Из этих элементов составляется слово вторичное: “стол” → “с’т’о’л’”. Мы убеждаемся, что простое включение слов в стихотворный текст решительно меняет его природу: из слова языка оно становится воспроизведением слова языка и относится к нему, как образ действительности в искусстве к воспроизводимой жизни. Оно становится знаковой моделью знаковой модели. По семантической насыщенности оно резко отличается от слов обычного языка.
И снова мы имеем возможность убедиться, что особая музыкальность, звучность поэтического текста оказывается производной от сложности структурного построения, т. е. от особой смысловой насыщенности, совершенно незнакомой структурно реорганизованному тексту. В этом легко убедиться, сделав эксперимент: ни одна, самым искусным образом составленная строка бессмысленного набора звуков (звуков вне лексических единиц) не обладает музыкальностью обычной поэтической строки. При этом следует иметь в виду, что слова “заумного языка” совсем не лишены лексического значения, в строгом смысле этого слова [См. М.Янакиев, Българско стихознание, c. 13–16; И.И.Ревзин, Модели языка, М., Изд. АН СССР, 1962, c. 21; Б.В.Томашевский, Стилистика и стихосложение, Л., 1959, c. 181–183]. “Заумные” слова в поэзии не равнозначны бессмысленному набору звуков в обычной речи. Поскольку мы воспринимаем издаваемые речевым аппаратом звуки как язык, им приписывается осмысленность.
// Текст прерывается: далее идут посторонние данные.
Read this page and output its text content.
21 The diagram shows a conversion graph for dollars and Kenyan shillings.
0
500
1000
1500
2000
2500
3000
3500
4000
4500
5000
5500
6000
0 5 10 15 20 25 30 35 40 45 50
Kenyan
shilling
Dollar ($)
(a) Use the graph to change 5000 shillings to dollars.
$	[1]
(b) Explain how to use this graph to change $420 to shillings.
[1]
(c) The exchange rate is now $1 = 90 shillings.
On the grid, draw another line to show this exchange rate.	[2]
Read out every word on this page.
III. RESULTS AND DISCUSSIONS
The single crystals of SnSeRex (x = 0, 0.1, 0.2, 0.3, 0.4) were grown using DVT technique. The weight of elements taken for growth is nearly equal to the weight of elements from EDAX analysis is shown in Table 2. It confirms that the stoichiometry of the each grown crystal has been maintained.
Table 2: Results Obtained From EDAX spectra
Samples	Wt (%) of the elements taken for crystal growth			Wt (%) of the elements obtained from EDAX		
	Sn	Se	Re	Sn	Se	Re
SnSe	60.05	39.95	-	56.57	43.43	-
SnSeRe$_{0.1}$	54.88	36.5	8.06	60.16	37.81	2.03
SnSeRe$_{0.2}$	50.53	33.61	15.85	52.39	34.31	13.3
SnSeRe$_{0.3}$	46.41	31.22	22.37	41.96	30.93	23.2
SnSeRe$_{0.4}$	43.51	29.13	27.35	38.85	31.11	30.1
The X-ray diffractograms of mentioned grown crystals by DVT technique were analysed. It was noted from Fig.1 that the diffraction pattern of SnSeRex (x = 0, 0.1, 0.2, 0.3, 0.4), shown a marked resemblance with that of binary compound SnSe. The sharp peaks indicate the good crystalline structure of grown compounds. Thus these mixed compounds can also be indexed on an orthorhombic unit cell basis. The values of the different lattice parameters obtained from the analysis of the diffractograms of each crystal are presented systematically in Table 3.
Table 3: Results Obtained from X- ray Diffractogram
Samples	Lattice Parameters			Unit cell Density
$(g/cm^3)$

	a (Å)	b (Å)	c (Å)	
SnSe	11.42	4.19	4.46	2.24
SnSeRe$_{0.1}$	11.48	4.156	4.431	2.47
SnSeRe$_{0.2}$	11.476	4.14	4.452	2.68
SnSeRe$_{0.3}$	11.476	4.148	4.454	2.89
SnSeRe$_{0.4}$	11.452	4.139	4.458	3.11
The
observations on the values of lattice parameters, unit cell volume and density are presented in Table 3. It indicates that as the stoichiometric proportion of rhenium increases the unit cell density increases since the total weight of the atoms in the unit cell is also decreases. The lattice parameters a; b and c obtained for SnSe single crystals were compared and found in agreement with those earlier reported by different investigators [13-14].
Некая единица речи, осмысляемая как слово по аналогии с другими, значащими, но лишенная собственного значения, будет представлять абсурдный случай выражения без содержания, обозначения без обозначаемого. Слово в поэзии вообще, и в частности “заумное” слово, складывается из фонем, которые, в свою очередь, получились в результате раздробления лексических единиц и не утратили с ними связи. Но если в обычном поэтическом слове (например, “стол → с’т’о’л’”) связь звука с определенным лексическим содержанием раскрыта и объективна, то в “заумном языке” поэзии, в соответствии с общим субъективизмом позиции автора, она остается неизвестной читателю. “Заумное” слово в поэзии не лишено содержания, а наделено столь личным, субъективным содержанием, что уже не может служить цели передачи общезначимой информации, к чему автор и не стремится.
При этом надо учитывать, что на уровне морфологии оно, как правило, не отличается от отмеченных слов языка.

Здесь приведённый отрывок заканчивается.